Galaxy in the constellation Ursa Major

NGC 3733 is an intermediate spiral galaxy in the constellation of Ursa Major. Its velocity with respect to the cosmic microwave background is 1358±12 km/s, which corresponds to a Hubble distance of 20.03 ± 1.41 Mpc. Additionally, nine non-redshift measurements give a farther mean distance of 22.583 ± 1.981 Mpc. It was discovered by German-British astronomer William Herschel on 14 April 1789.

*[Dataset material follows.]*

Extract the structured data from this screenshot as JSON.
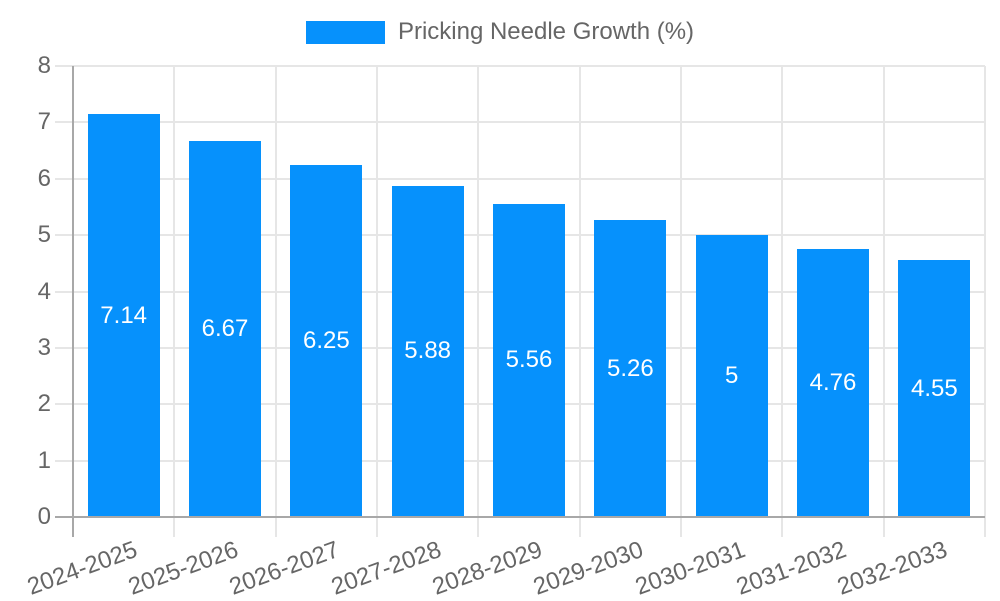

NGC 3733 has a possible active galactic nucleus, i.e. it has a compact region at the center of a galaxy that emits a significant amount of energy across the electromagnetic spectrum, with characteristics indicating that this luminosity is not produced by the stars.

==NGC 3898 group==
According to A. M. Garcia, NGC 3733 is part of the NGC 3898 group (also known as LGG 250). This galaxy group has nine members, including NGC 3756, NGC 3794, NGC 3846, NGC 3846A, NGC 3850, NGC 3898, NGC 3982, and UGC 6894.

==Supernova==
One supernova has been observed in NGC 3733:
- SN 1980D (Type II, mag. 15) was discovered by Swiss Astronomer Paul Wild on 17 March 1980. It was initially classified as Type I, but later analysis concluded it was more likely of Type II.